Zipp by Frances Hodgkins

Collection

‘I can't tell you the horror of the Blackout and the effects on your nerves - the want of ventilation at night is very tiring - perhaps the nastiest part of it all.' - Frances Hodgkins in a letter to her brother, William.

Frances Hodgkins Zipp 1945. Oil on canvas. Collection of Christchurch Art Gallery Te Puna o Waiwhetū, purchased 1979

Frances Hodgkins Zipp 1945. Oil on canvas. Collection of Christchurch Art Gallery Te Puna o Waiwhetū, purchased 1979

Frances Hodgkins was born in Dunedin on April 28, 1869, to a family of practising artists. Her father, William Matthew Hodgkins, was a watercolourist and prominent figure in Dunedin's art circles, and her elder sister, Isabel Field, nee Hodgkins, exhibited along with Frances in art societies throughout New Zealand in the 1890s.

Frances left New Zealand permanently to settle in England in 1913, and made a career for herself as a professional artist, rating among leading contemporary British artists of her time.

When war broke out in September 1939, Frances Hodgkins was 70 and nearing the end of a painting career stretching back to the early 1890s. Suddenly the quite village of Corfe Castle in Dorset, where she had her studio, was overrun with troops and heavy military traffic as the British war machine swung into action.
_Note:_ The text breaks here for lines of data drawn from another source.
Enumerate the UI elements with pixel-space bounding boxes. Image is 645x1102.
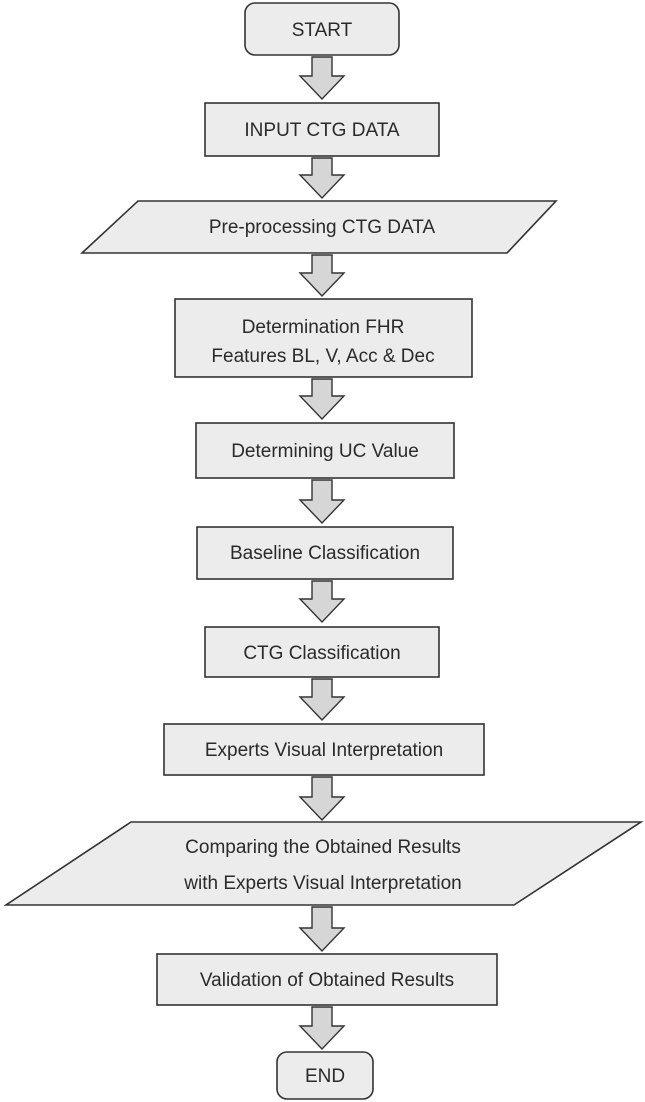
fhr-label-line2: Features BL, V, Acc & Dec: [211, 346, 434, 367]
end-node: END: [276, 1051, 374, 1100]
uc-value-node: Determining UC Value: [195, 422, 455, 479]
arrow-validation-to-end: [298, 1006, 346, 1051]
validation-node: Validation of Obtained Results: [156, 953, 498, 1006]
experts-label: Experts Visual Interpretation: [205, 740, 443, 761]
arrow-ctg-to-experts: [298, 678, 346, 722]
preprocessing-label: Pre-processing CTG DATA: [209, 217, 436, 238]
arrow-preprocess-to-fhr: [298, 254, 346, 298]
arrow-fhr-to-uc: [298, 378, 346, 421]
arrow-start-to-input: [298, 56, 346, 101]
comparing-results-node: Comparing the Obtained Results with Expe…: [3, 821, 644, 906]
input-label: INPUT CTG DATA: [244, 120, 400, 141]
baseline-classification-node: Baseline Classification: [196, 526, 454, 580]
arrow-compare-to-validation: [298, 906, 346, 953]
validation-label: Validation of Obtained Results: [200, 970, 454, 991]
arrow-baseline-to-ctg: [298, 580, 346, 624]
arrow-experts-to-compare: [298, 776, 346, 822]
ctg-label: CTG Classification: [243, 643, 400, 664]
compare-label-line2: with Experts Visual Interpretation: [183, 873, 461, 894]
uc-label: Determining UC Value: [231, 441, 419, 462]
fhr-label-line1: Determination FHR: [242, 317, 405, 338]
start-label: START: [292, 20, 353, 41]
baseline-label: Baseline Classification: [230, 543, 420, 564]
end-label: END: [305, 1066, 345, 1087]
compare-label-line1: Comparing the Obtained Results: [185, 837, 461, 858]
arrow-uc-to-baseline: [298, 479, 346, 525]
arrow-input-to-preprocess: [298, 157, 346, 200]
preprocessing-node: Pre-processing CTG DATA: [79, 200, 558, 254]
ctg-classification-node: CTG Classification: [204, 626, 440, 678]
experts-interpretation-node: Experts Visual Interpretation: [163, 723, 485, 776]
fhr-features-node: Determination FHR Features BL, V, Acc & …: [174, 298, 473, 378]
start-node: START: [244, 2, 400, 56]
input-ctg-data-node: INPUT CTG DATA: [204, 102, 440, 157]
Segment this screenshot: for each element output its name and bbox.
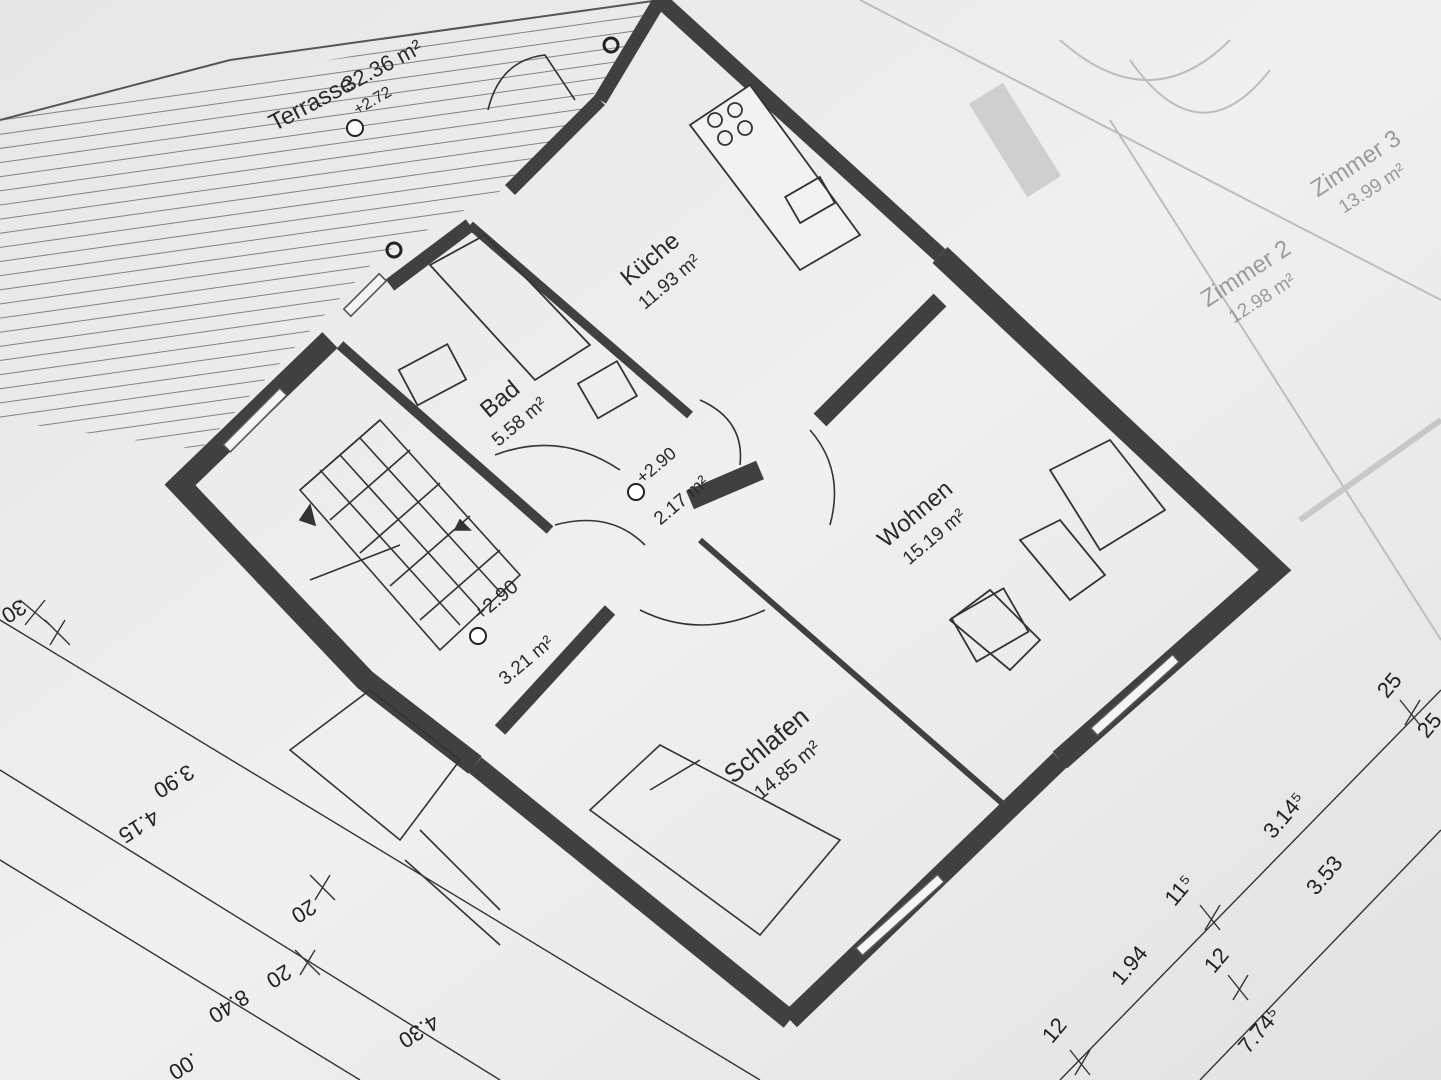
staircase: [298, 418, 522, 652]
level-markers: [346, 36, 645, 645]
bedroom-furniture: [588, 744, 842, 937]
living-furniture: [948, 438, 1167, 672]
dimension-lines-left: [0, 599, 761, 1080]
terrace-deck: [0, 0, 661, 450]
door-swings: [487, 54, 836, 626]
dimension-lines-right: [1059, 689, 1441, 1080]
neighbour-unit: [859, 0, 1441, 641]
bath-fixtures: [397, 233, 639, 420]
windows: [222, 272, 1181, 957]
kitchen-fixtures: [688, 83, 862, 272]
She found it increasingly difficult to cope.

By June 1942 the effects of the heavy convoys had caused the stone roof of her studio to weaken, and part of it slide into the courtyard below.

Coastal gunfire and artillery practice rattled the large windows of her studio, and Frances worried that it would be requisitioned for troop accommodation or house refugees from the cities, as it was during the First World War.
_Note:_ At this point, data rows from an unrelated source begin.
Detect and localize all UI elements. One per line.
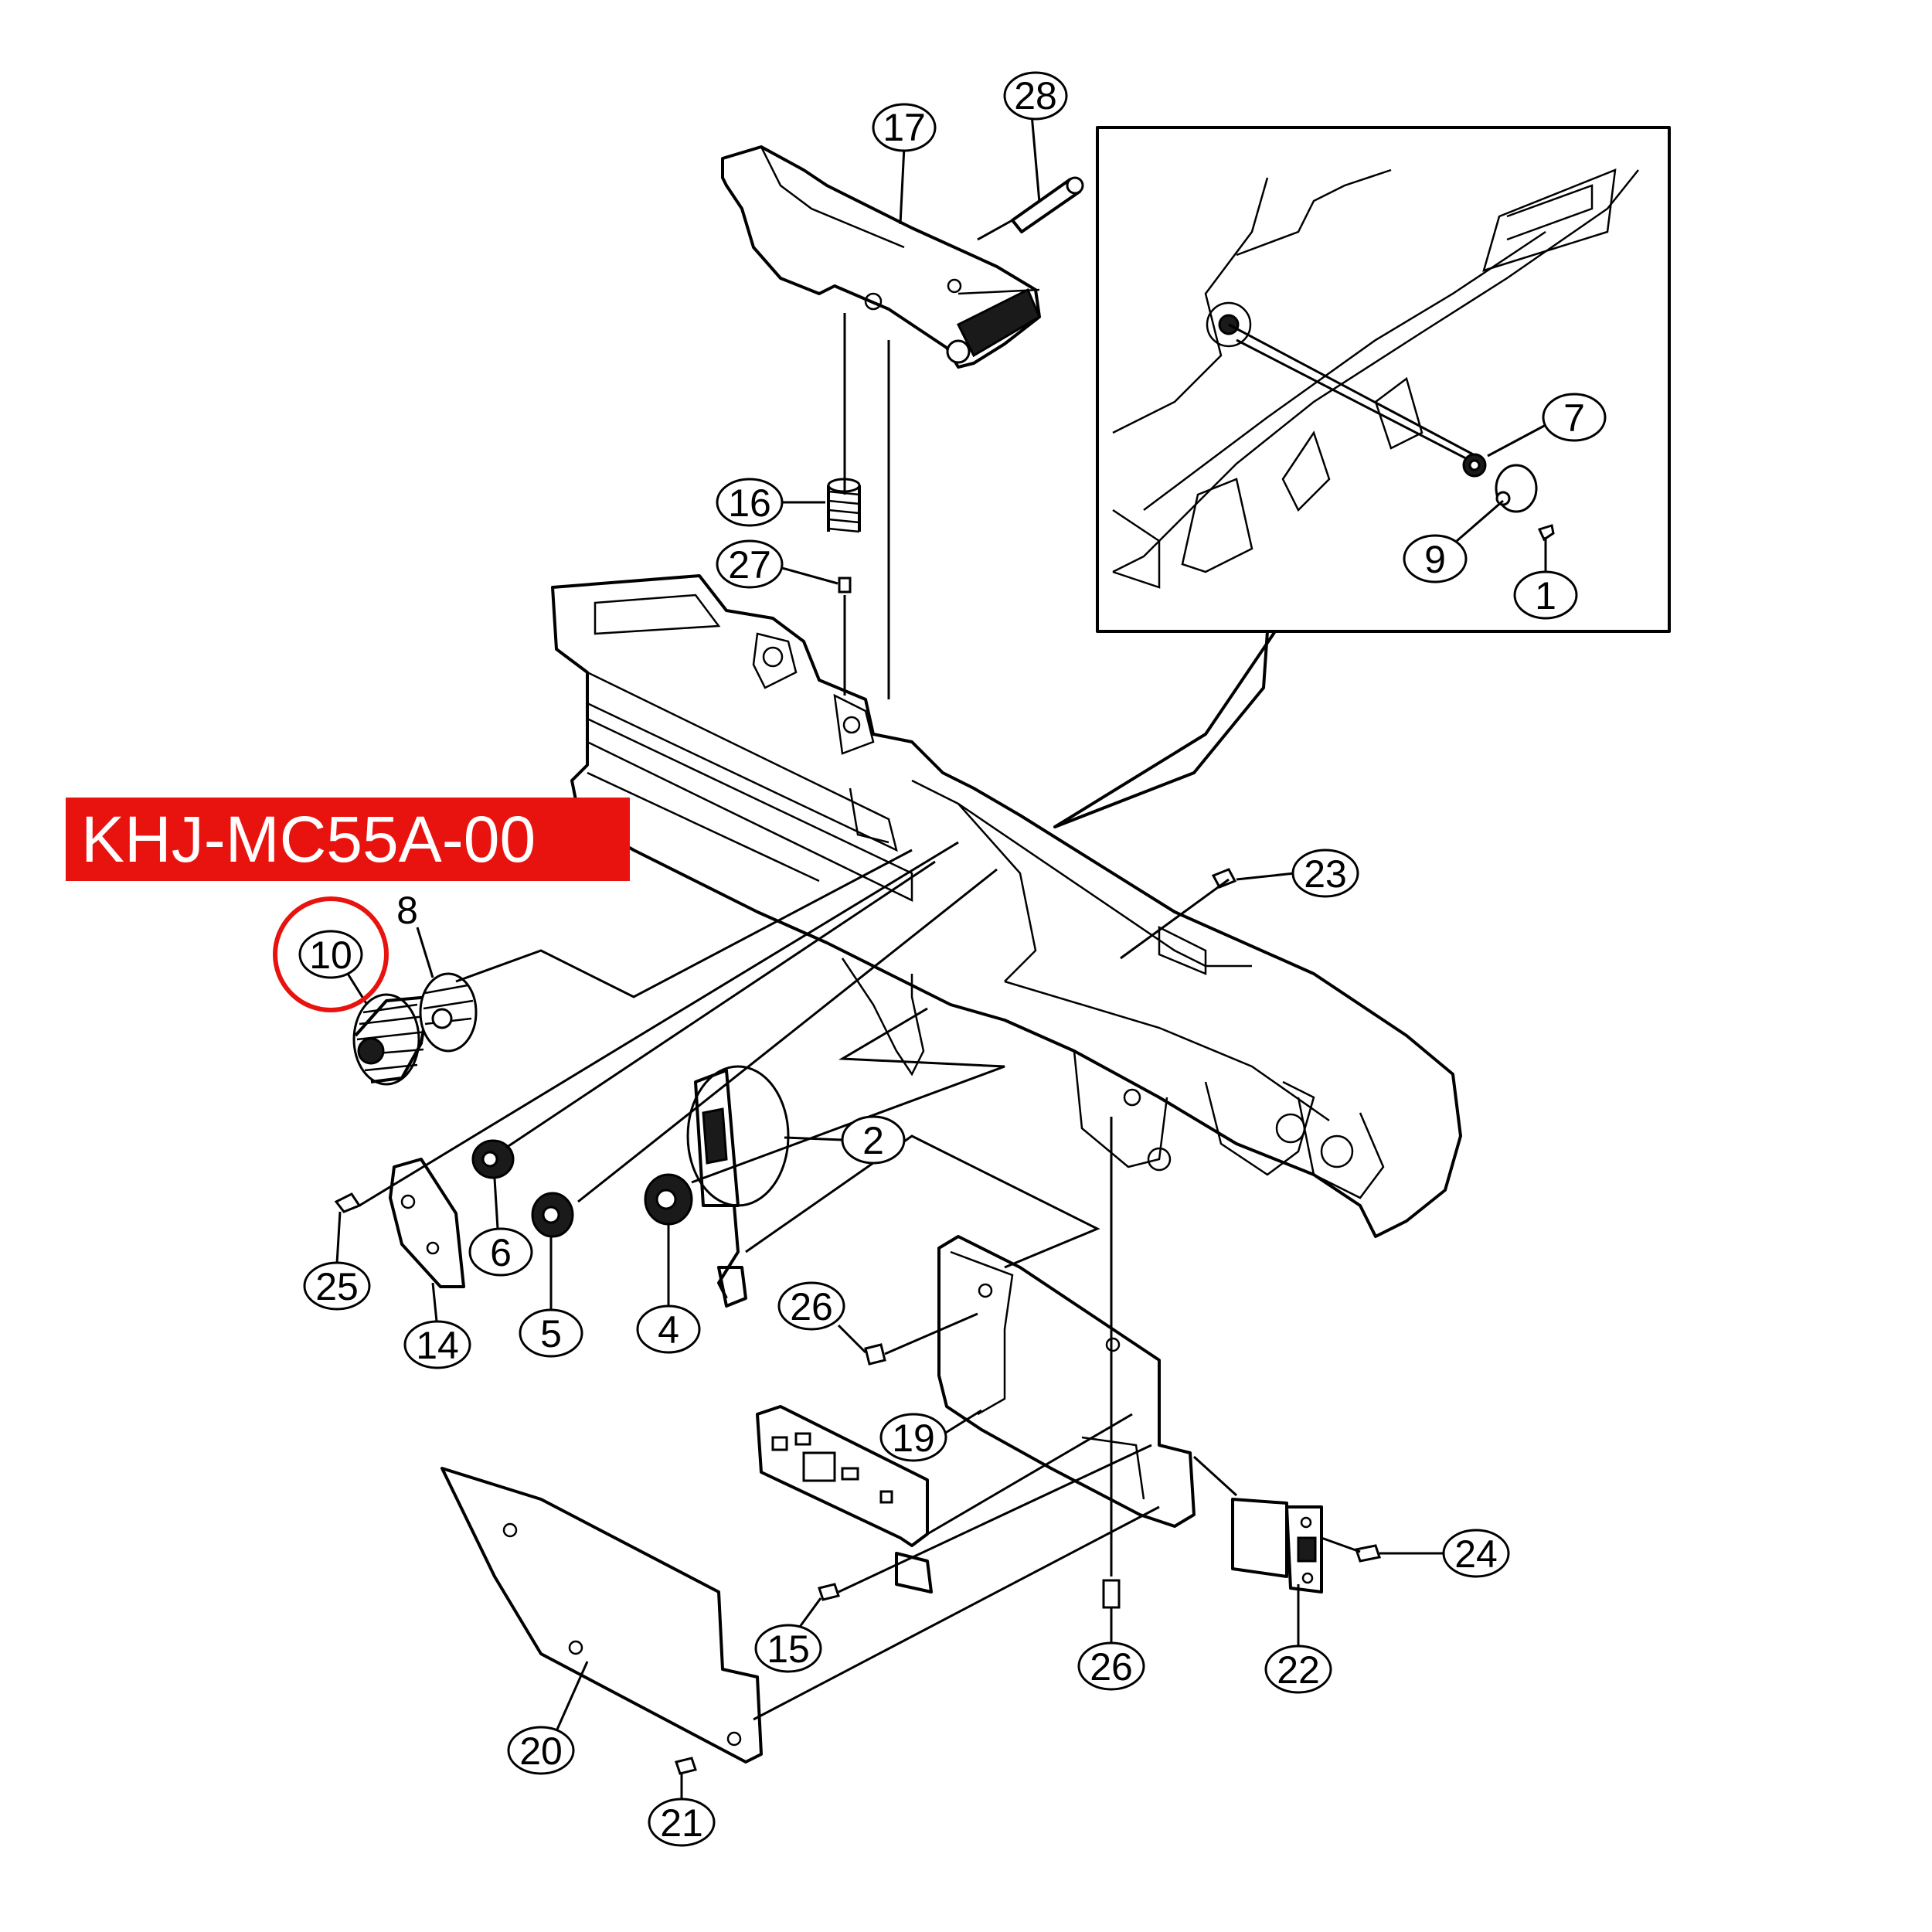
callout-1: 1 [1513, 537, 1578, 620]
callout-2: 2 [784, 1115, 906, 1165]
screw-part-1 [1537, 524, 1555, 542]
roller-part-10 [352, 993, 430, 1086]
upper-lever-part-17 [721, 145, 1041, 369]
callout-label-26b: 26 [1090, 1645, 1133, 1689]
gear-part-7 [1462, 453, 1487, 478]
callout-label-9: 9 [1424, 538, 1446, 581]
callout-14: 14 [403, 1282, 471, 1369]
callout-label-7: 7 [1563, 396, 1585, 440]
screw-part-16 [818, 1583, 840, 1601]
callout-label-26a: 26 [790, 1285, 833, 1328]
part-number-banner: KHJ-MC55A-00 [66, 798, 630, 881]
bracket-frame-part-19 [937, 1235, 1196, 1528]
callouts: 28 17 16 27 [273, 71, 1607, 1847]
callout-label-23: 23 [1304, 852, 1347, 896]
callout-label-10: 10 [309, 934, 352, 977]
screw-part-26b [1102, 1579, 1121, 1609]
callout-20: 20 [507, 1661, 589, 1775]
connector-part-22 [1231, 1498, 1323, 1594]
callout-label-4: 4 [658, 1308, 679, 1352]
callout-19: 19 [879, 1409, 982, 1462]
screw-part-23 [1211, 868, 1237, 889]
callout-label-17: 17 [883, 106, 926, 149]
callout-25: 25 [303, 1211, 371, 1311]
callout-label-20: 20 [519, 1730, 563, 1773]
callout-8: 8 [396, 889, 434, 978]
callout-21: 21 [648, 1774, 716, 1847]
callout-label-6: 6 [490, 1231, 512, 1274]
callout-9: 9 [1403, 499, 1504, 583]
set-screw-part-27 [838, 577, 852, 594]
gear-part-4 [644, 1173, 693, 1226]
callout-label-1: 1 [1535, 574, 1556, 617]
callout-label-24: 24 [1454, 1532, 1498, 1576]
disc-part-9 [1495, 464, 1538, 513]
callout-6: 6 [468, 1178, 533, 1277]
callout-27: 27 [716, 539, 838, 589]
callout-16: 15 [754, 1597, 822, 1673]
callout-label-14: 14 [416, 1324, 459, 1367]
assembly-lines [359, 219, 1361, 1721]
callout-label-15: 16 [728, 481, 771, 525]
callout-label-2: 2 [862, 1119, 884, 1162]
callout-28: 28 [1003, 71, 1068, 203]
pin-part-28 [1011, 176, 1084, 233]
callout-label-8: 8 [396, 889, 418, 932]
callout-label-22: 22 [1277, 1648, 1320, 1692]
callout-label-5: 5 [540, 1312, 562, 1355]
callout-4: 4 [636, 1225, 701, 1354]
highlight-ring [273, 896, 389, 1012]
callout-label-25: 25 [315, 1265, 359, 1308]
callout-label-21: 21 [660, 1801, 703, 1845]
callout-22: 22 [1264, 1584, 1332, 1694]
motor-part-2 [686, 1065, 790, 1308]
screw-part-26a [864, 1343, 886, 1366]
callout-label-27: 27 [728, 543, 771, 587]
roller-part-8 [419, 972, 478, 1053]
detail-inset [1053, 126, 1671, 828]
cover-plate-part-20 [440, 1467, 763, 1764]
screw-part-24 [1355, 1544, 1381, 1563]
gear-part-6 [471, 860, 936, 1179]
callout-label-28: 28 [1014, 74, 1057, 117]
circuit-board [756, 1405, 933, 1594]
screw-part-21 [675, 1757, 697, 1775]
callout-17: 17 [872, 103, 937, 225]
callout-5: 5 [519, 1236, 583, 1358]
screw-part-25 [334, 1192, 362, 1213]
gear-part-5 [531, 1192, 574, 1238]
bracket-part-14 [389, 1158, 465, 1288]
callout-7: 7 [1487, 393, 1607, 457]
callout-26b: 26 [1077, 1607, 1145, 1691]
feeder-frame [551, 574, 1462, 1238]
callout-label-19: 19 [892, 1417, 935, 1460]
callout-26a: 26 [777, 1281, 867, 1354]
callout-23: 23 [1236, 849, 1359, 898]
callout-label-16: 15 [767, 1628, 810, 1671]
callout-10: 10 [273, 896, 389, 1012]
callout-15: 16 [716, 478, 825, 527]
callout-24: 24 [1379, 1529, 1510, 1578]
Frances sought refuge at The Croft, the country retreat of one of her patrons, Geoffrey Gorer, in Somerset. Gorer also provided Frances with the Croft's caretaker, Annie Coggan, who with her daughter Nancy undertook domestic chores allowing Frances to continue painting.

Peace at The Croft was short-lived, however, as German bombers began flying overhead on their way to bomb towns in the north-west. In a letter to her brother, William, she commented "this new pilot horror makes us feel rather desperate, especially at nights - overhead both day and night doing their damnedest to keep one awake and guessing - you no doubt wonder why I stay? So do I."

Frances and the Coggans would often shelter under the stairs of the two-storeyed cottage at the sound of approaching aircraft. At one stage a landmine fell on a neighbouring farm, narrowly missing the Croft. In early 1941 The Croft was used to house evacuees from London, and this continued throughout the war. Frances returned to Corf Castle, visiting The Croft periodically. On one of these visits she had some clothing stolen by a family of evacuees. According to Nancy Moore (nee Coggan) it is these clothes which inspired the subject of Zipp.

The subject matter in Zipp is a still life of her stolen clothing, including a belt and shoes, heaped in a pile.

The dark sombre background in this work, and others from this period, reflect the depressing experiences that wartime Britain had on Hodgkins. Apart from the effects of constant wartime noise, there were also shortages in basic essentials, such as food, clothing, and heating.

Heating supplies were particularly difficult to acquire and led Hodgkins to abandon her studio during the winter months, as she was unable to heat it, and suffered badly from chilblains on her hands.

The war had a profound effect on her mental and physical health: even the blackout reshaped her vision of the world. Zipp was painted two years before her death in May 1947.

It was first exhibited at the Artists of Fame and Promise Exhibition held at London's Leicester Gallery in July and August, 1946. It was brought from a London collection in 1979 by former Robert McDougall Art Gallery director T. L. Rodney Wilson. From 1979 to 1981 Wilson actively sought Hodgkins' work for the gallery's collection and obtained four oil paintings and one gouache during this period.